International career
- 2005–2009: U.S. Beach Soccer

Managerial career
- Virginia Wesleyan College (assistant)
- DePaul Blue Demons (assistant)
- 2011–: Northwestern Wildcats (assistant)

= Bayard Elfvin =

American soccer player (born 1981)

Bayard Elfvin (born February 1, 1981) is an American retired soccer goalkeeper who is an assistant coach with the Northwestern University women' soccer team. Elfvin played professionally in the USL First Division and the second Major Indoor Soccer League. He was a member of the United States national beach soccer team which competed at both the 2006 and 2007 FIFA Beach Soccer World Cups.

==Player==

===College===
Elfvin led Div.

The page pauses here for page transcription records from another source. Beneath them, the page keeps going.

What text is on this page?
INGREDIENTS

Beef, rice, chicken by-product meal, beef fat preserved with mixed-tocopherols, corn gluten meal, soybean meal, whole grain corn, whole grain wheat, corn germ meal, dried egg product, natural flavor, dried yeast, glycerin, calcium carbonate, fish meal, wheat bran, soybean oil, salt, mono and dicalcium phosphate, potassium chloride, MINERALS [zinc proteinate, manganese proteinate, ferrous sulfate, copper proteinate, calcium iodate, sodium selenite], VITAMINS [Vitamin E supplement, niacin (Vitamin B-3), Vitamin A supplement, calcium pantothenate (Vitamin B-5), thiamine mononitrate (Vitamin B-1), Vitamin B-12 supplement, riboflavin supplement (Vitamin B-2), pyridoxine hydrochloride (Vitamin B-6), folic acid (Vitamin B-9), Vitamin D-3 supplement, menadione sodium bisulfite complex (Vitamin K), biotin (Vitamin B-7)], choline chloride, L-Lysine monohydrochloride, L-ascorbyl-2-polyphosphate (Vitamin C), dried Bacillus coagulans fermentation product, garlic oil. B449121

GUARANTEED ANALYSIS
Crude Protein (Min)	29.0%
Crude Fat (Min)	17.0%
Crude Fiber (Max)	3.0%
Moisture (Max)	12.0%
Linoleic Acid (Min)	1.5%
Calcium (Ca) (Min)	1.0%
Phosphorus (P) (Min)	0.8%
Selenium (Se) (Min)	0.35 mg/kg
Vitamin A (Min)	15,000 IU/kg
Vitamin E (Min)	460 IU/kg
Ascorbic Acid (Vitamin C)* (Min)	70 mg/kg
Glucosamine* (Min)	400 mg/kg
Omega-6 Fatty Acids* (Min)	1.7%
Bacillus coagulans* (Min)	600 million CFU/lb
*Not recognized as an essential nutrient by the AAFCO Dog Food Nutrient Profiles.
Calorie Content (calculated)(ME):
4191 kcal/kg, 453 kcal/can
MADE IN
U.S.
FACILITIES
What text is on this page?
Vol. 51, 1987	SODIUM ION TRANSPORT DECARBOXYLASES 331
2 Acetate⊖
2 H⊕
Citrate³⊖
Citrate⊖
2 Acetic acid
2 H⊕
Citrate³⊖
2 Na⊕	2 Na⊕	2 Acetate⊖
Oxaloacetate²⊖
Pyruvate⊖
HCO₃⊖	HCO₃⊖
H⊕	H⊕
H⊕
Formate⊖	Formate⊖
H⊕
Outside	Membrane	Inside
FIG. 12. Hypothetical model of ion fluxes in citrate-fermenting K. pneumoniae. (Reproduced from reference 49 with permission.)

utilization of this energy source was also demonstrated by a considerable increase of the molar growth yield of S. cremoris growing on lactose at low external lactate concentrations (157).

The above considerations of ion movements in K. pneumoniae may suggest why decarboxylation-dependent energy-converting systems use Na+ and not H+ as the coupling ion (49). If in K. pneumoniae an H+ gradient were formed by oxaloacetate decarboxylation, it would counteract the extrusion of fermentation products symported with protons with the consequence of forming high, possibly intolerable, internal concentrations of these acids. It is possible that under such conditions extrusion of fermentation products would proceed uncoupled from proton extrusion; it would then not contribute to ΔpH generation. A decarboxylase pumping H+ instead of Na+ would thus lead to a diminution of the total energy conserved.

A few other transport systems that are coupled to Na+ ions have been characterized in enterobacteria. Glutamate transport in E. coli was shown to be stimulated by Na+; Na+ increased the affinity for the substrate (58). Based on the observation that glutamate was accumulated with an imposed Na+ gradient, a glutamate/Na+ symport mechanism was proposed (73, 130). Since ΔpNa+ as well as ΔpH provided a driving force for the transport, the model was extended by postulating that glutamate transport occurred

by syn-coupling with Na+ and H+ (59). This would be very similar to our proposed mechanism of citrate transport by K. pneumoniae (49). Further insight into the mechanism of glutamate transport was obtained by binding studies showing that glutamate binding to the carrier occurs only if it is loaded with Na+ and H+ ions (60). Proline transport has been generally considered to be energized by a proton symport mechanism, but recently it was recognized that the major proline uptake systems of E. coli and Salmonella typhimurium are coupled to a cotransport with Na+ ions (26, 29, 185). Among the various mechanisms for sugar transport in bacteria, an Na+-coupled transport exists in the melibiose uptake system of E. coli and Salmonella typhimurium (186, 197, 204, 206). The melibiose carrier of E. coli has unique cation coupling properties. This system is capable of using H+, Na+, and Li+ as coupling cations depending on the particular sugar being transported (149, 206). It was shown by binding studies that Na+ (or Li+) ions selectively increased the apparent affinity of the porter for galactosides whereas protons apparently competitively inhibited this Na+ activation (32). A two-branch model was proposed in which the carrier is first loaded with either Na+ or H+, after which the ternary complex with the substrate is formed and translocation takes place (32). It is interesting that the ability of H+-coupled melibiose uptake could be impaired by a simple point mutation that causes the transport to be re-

II Ashland University to its first NCAA tournament appearance in 2001. A four-year starter, Elfvin was a two-time All-Great Lakes Intercollegiate Athletic Conference (GLIAC) selection for the Eagles. He ended his stay as the school's career leader in shutouts (14) and goals-against-average (1.23). He had a career record of 31–12–2. In his final season at Ashland, Elfvin posted a record of 7–1–2 and allowed just eight goals, the fewest in school history. He also notched four shutouts while recording a goals-against-average of 0.86 and 40 saves.

===Professional===

====Outdoor====
In 2004, Elfvin began his professional career when he signed with the Portland Timbers of the USL First Division. He made only two appearances for the Timbers his rookie season, posting two shutouts. In 2005, he moved to the Virginia Beach Mariners, but found himself back in Portland for the 2006 and 2007 seasons. In 2006, he played a career-high 502 minutes in six matches and recorded shutouts in half of his appearances. Elfvin was a two-time USL First Division Team of the Week selection in Week 9 and Week 18. In 2007, Elfvin was limited to just two starts and 135 minutes, posting a 1.33 goals against average.

====Indoor====
In 2004, Elfvin signed with the Cleveland Force of Major Indoor Soccer League. He appeared in six games for the Force in 2004–05, finishing with a 3–2 record. He faced 93 shots and recorded 63 saves for a 6.06 goals against average. The Force folded at the end of the season and the St. Louis Steamers selected Elfvin in the 2005 MISL Dispersal Draft. He finished the 2005–06 season with a 3–3 win-loss record and a 3.89 goals against average. In 2006, he moved to the California Cougars, logging 497 minutes and stopping 87 of the 145 shots he faced for a .600 save percentage. The Cougars collapsed at the end of the season and Elfvin found himself selected by the New Jersey Ironmen in the 2007 Dispersal Draft. In May 2009, the Chicago Storm of the Xtreme Soccer League signed Elfvin to replace injured goalkeeper Jeff Richey.

===National team===
Elfvin has been part of the U.S. Beach Soccer Team at both the World Cups 2006, 2007.

==Coach==
In 2011, Elfvin became an assistant coach with the Northwestern University women's soccer team.